Irgendwie hatte man unterschwellig immer ein dumpfes Gefühl, wenn man in den Persischen Golf, in den 80er Jahren des vergangenen Jahrhunderts einlief. Mehrere Jahre tobten in dieser Region mit unverminderter Härte, die Kampfhandlungen der kriegsführenden Parteien, IRAN und IRAK. Ein großes, vorgelagertes Seegebiet der Kriegsparteien war als Kriegszone deklariert und galt für die internationale Schifffahrt als Sperrgebiet. Mit der Dauer und Intensität der Kampfhandlungen dort, begannen die Kriegsparteien den Gegner, von den Devisen bringenden Einnahmequellen, abzuschneiden. Die Haupteinnahmequelle beider Länder war das Erdöl, hierauf konzentrierten sich die Hauptangriffe- Bohrinseln, Ölraffinerien, Pipelines, Verladestationen und nicht zuletzt die Tankschifffahrt. Bei Letzterem wurden wir häufig Augenzeuge, säumten doch unsere Fahrtroute immer wieder ausgebrannte Schiffswracks bzw. noch brennende Tanker den Weg zum Zielhafen. Unbestätigten Angaben zufolge, soll es in dieser Zeit, zwischen 500- 600 Totalverlusten an Schiffen,vorrangig Tankern, gekommen sein.

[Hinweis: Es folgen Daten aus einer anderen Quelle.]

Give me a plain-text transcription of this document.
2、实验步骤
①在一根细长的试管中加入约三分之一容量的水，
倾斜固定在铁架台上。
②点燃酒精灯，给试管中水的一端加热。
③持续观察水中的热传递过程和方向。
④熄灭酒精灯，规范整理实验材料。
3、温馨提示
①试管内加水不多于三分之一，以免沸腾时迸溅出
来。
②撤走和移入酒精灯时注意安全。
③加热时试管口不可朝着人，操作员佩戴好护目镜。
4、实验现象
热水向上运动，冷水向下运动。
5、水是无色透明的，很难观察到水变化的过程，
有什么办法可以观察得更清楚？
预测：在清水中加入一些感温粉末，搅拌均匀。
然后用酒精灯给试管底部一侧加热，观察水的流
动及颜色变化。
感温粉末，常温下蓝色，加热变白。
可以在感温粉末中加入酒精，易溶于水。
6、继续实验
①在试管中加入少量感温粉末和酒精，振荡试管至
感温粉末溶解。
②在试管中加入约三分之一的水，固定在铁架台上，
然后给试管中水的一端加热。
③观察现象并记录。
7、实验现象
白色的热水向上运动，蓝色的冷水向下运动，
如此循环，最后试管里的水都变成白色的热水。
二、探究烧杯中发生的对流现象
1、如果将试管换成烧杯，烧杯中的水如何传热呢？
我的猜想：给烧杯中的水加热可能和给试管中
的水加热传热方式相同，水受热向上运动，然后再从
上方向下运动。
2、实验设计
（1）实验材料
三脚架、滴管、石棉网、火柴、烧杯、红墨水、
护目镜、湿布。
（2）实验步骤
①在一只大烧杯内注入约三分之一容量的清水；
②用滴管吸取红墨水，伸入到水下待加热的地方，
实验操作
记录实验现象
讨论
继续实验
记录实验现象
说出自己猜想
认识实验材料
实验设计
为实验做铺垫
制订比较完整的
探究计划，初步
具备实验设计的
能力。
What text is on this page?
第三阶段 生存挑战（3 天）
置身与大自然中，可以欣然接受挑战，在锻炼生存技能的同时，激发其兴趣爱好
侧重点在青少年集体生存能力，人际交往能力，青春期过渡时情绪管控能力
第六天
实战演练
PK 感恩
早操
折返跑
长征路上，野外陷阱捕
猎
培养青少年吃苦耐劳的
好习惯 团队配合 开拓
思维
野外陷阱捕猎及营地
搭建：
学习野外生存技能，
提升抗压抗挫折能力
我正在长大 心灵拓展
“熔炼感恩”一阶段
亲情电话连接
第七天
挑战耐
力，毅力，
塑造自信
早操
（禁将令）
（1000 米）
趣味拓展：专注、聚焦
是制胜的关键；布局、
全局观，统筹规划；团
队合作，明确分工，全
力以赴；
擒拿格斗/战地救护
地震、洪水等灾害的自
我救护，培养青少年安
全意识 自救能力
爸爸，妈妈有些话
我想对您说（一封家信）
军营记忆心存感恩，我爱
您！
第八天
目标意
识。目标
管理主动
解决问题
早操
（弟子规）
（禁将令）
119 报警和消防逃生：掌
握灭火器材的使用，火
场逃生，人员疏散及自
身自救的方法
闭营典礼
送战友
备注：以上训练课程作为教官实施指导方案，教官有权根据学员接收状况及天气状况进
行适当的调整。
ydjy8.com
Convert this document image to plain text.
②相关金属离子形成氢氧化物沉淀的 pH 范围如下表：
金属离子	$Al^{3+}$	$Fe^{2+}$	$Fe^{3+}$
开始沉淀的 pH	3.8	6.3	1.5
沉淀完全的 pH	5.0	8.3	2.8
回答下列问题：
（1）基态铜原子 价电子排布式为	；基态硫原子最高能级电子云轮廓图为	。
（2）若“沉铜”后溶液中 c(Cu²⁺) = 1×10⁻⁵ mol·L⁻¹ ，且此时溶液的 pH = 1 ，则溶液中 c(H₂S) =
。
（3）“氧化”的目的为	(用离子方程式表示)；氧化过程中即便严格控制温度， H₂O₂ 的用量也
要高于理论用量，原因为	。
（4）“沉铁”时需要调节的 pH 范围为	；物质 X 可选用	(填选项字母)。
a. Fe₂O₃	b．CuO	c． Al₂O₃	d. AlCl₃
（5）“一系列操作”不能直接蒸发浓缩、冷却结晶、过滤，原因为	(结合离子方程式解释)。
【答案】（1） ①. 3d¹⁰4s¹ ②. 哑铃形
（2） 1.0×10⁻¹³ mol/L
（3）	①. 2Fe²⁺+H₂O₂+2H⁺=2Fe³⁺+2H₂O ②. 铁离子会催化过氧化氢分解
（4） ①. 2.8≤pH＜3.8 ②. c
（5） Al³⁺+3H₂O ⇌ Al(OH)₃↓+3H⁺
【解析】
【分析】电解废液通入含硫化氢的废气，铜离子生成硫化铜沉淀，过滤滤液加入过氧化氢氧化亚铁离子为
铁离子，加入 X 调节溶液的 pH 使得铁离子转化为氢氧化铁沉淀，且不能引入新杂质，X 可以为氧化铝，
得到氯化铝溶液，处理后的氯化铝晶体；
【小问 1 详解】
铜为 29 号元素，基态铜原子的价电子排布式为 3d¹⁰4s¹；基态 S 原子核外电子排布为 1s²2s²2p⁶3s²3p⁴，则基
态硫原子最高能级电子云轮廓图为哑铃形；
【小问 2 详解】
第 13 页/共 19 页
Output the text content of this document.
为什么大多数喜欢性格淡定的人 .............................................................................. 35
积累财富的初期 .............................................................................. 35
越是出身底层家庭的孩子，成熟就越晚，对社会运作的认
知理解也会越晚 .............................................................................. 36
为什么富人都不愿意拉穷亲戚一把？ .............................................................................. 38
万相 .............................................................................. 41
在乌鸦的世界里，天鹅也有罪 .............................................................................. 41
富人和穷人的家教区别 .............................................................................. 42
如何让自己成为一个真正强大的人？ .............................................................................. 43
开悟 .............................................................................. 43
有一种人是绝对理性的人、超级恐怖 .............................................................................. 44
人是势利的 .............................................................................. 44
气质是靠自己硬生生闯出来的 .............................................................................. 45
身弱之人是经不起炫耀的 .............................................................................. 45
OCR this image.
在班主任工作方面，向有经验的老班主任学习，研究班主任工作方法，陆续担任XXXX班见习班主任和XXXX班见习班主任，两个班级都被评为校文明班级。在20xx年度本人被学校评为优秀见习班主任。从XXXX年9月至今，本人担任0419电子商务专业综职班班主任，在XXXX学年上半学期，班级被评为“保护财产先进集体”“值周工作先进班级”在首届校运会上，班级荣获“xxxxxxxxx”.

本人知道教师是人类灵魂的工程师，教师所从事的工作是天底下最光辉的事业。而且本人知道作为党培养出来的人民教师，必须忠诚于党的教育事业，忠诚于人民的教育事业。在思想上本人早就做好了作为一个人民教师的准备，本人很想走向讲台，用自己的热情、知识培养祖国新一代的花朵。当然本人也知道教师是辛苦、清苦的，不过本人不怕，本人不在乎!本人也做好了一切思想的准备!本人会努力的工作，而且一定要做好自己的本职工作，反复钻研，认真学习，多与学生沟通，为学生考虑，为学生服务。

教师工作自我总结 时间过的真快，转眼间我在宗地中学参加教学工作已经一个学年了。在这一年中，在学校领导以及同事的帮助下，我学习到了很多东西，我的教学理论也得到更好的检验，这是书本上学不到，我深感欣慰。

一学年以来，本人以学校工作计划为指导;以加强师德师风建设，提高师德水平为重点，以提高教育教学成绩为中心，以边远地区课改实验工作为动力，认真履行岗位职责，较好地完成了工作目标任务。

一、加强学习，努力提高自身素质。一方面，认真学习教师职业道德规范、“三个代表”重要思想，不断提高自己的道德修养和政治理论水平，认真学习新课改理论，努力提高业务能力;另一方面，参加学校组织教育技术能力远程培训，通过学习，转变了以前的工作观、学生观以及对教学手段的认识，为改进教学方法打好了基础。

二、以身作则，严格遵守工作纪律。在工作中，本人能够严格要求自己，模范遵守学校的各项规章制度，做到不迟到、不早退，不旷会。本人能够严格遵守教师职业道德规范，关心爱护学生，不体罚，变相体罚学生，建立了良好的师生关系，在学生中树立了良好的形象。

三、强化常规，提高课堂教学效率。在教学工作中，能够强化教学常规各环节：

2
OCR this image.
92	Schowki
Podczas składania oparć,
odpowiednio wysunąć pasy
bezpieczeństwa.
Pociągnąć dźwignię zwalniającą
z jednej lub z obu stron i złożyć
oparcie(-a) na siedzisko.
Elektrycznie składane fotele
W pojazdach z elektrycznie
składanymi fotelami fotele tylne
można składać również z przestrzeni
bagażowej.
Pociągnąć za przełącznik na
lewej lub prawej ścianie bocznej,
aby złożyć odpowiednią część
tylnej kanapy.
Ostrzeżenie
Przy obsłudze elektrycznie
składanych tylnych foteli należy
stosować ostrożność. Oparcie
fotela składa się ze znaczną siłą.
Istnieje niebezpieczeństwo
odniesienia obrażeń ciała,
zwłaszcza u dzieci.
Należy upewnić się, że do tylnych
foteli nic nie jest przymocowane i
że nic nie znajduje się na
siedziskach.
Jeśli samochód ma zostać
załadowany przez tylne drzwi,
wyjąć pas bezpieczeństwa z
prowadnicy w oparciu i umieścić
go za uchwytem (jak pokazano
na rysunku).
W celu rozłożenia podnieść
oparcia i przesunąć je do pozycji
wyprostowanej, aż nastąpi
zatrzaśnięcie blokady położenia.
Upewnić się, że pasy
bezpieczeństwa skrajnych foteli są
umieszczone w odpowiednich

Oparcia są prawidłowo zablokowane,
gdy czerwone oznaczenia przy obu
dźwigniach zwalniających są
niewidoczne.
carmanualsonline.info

Unser Schiff fuhr damals, für die heute sehr bekannte "Norasia-Line", bediente dabei Häfen in Westeuropa, Mittelmeer, Rotes Meer, Persischen Golf, Vorder- und Ostasien. Ein- bis zweimal auf einer Rundreise, die zwischen 80- 100 Tagen dauerte, befanden wir uns für ca. 6 Tage in der Krisenregion des Golfs. Gefahrenzulagen, wie bei manch anderen Reedereien, gab es für uns nicht. Gefährdet waren in erster Linie Tankschiffe, wir befanden uns auf einem Containerschiff, fuhren unter deutscher Flagge, daß bei der damligen politischen Großwetterlage für eine scheinbare Sicherheit ausreichen sollte. Muskat, im Oman, war dann meist der letzte Hafen, von dem aus wir uns zur Passage der Straße von Hormuz und somit in das, auch durch Minen gefährdete Gebiet, dann vorschriftsmässig anmeldeten. Einmal bei einer iranischen Küstenfunkstelle, die das auch durch ein Patrouillenboot der iranischen Marine kontrollierte. Dann aber auch, bei einem der zahlreichen US-Schiffe, die neben anderen NATO- Verbänden im Golf sehr zahlreich präsent waren. Wie an einer Perlenschnur aufgefädelt lagen diese Kriegsschiffe an dem Sperrgebiet und geleiteten die Schiffe bis tief hinein in den Golf nach Kuwait. Meist bedienten wir Häfen, die den kriegsführenden Ländern gegenüber lagen: Katar, Vereinigte Emirate, Bahrain, Saudiarabien. ..und dann passierte es doch!!!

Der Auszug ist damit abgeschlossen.